La denuncia social di un genitore dopo l’episodio accaduto ieri alla stazione di Ladispoli sul pullman per Cerveteri: “Si attivino dei mezzi con più posti per il fine settimana”
“Ladispoli, non c’è spazio sull’autobus: l’autista non le fa salire”, scoppia la polemica –
Hanno deciso di trascorrere la domenica pomeriggio in giro per le vie centrali di Ladispoli ma al momento di tornare a casa non sono riuscite a salire sull’autobus.
La causa: mezzo di trasporto pieno.
A denunciare l’episodio sui social il genitore di una delle protagoniste.

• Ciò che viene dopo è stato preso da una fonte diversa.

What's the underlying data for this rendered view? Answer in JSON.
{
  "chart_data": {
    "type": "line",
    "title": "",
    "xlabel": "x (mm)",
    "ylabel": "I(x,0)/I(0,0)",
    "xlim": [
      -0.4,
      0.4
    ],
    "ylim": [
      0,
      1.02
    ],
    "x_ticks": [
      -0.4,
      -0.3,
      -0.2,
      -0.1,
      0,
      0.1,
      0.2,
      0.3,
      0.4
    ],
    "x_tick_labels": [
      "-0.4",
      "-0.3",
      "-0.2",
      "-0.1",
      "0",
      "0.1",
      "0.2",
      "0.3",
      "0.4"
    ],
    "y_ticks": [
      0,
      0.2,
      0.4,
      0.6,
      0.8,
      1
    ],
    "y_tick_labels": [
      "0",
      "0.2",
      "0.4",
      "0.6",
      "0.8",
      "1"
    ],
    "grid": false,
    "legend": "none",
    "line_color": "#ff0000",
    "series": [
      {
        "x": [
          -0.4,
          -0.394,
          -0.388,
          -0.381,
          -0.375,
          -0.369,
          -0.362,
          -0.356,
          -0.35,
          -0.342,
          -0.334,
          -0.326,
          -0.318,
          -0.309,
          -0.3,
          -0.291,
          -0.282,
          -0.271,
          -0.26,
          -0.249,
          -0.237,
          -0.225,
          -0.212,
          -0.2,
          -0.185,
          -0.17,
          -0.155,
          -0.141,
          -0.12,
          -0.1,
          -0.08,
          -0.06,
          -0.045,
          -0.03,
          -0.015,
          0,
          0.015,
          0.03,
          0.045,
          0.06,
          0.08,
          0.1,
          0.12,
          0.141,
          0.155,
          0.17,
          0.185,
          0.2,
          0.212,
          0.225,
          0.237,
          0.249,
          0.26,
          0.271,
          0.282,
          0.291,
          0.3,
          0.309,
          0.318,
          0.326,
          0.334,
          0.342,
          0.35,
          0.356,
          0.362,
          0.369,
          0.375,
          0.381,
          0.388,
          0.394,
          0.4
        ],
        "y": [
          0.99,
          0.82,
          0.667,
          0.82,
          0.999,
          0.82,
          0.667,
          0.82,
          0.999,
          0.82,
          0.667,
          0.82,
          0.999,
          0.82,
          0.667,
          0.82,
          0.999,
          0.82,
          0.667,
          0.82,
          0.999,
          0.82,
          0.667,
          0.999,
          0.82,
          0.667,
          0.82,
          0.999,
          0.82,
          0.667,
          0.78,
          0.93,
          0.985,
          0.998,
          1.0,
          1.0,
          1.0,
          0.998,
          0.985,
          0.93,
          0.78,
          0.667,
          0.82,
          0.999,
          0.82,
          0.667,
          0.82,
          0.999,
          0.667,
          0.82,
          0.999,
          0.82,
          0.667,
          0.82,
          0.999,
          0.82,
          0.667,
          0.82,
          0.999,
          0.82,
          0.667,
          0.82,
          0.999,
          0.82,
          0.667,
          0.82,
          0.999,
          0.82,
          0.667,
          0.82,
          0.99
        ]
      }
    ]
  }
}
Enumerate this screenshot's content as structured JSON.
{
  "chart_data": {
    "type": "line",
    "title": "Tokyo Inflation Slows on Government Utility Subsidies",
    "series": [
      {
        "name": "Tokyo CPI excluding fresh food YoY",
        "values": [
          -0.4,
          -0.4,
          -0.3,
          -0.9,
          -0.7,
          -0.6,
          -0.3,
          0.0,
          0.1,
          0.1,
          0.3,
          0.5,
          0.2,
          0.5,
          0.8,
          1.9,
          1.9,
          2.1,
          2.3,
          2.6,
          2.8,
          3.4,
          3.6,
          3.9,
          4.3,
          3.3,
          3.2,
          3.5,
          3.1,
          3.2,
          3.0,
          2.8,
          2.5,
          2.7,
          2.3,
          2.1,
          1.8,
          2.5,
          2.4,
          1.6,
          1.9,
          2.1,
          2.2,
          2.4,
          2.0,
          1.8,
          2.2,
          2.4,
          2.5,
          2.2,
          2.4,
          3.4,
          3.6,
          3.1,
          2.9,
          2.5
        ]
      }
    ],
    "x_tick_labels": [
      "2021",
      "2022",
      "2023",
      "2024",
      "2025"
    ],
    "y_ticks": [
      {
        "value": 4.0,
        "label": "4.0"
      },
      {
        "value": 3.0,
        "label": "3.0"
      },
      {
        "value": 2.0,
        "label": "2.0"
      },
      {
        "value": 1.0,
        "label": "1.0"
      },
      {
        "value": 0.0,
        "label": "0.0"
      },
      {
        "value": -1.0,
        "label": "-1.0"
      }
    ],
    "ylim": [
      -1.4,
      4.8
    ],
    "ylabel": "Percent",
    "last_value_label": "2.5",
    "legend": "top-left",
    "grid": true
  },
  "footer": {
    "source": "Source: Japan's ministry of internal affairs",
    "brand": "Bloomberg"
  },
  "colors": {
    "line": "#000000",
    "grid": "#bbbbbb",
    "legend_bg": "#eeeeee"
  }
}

“Questa sera (ieri, ndr) – racconta – mia figlia con le sue amiche alla stazione di Ladispoli alle 19.15 l’autista le ha lasciate lì perché gli ha detto che non c’erano posti, anche se non so se avesse posti liberi in piedi”.
Per il genitore per evitare episodi simili la soluzione sarebbe a portata di mano: prevedere, almeno per il fine settimana dei mezzi di trasporto più capienti così da consentire il ritorno a casa.
“Ora – prosegue il genitore – mi attiverò perché lasciare delle minorenni a piedi non va bene per niente”.
E si rivolge anche al sindaco di Cerveteri, Alessio Pascucci: “La gioventù di Cerveteri va tutta a Ladispoli, si attivi per le corse di sabato e domenica con dei pullman con più posti”.
Una vicenda che ha sollevato numerose polemiche sui social.
Nella maggior parte dei casi in tanti hanno dato ragione al genitore arrabbiato, puntando i riflettori sulla necessità di implementare il servizio di trasporto locale per agevolare i più giovani a spostarsi da una città all’altra in tranquillità.
Dall’altro lato, è pur vero, come evidenziato anche da altri utenti social, tra cui anche un autista della ditta di trasporto pubblico locale che il problema non risiede nel diniego dell’autista del mezzo a far salire le ragazze, quanto a degli standard di sicurezza da rispettare.
“I bus – ha infatti spiegato – hanno una capienza massima”.
Capienza che va rispettata proprio per una questione di sicurezza perché qualora dovesse accadere qualcosa, a risponderne sarebbe proprio l’autista.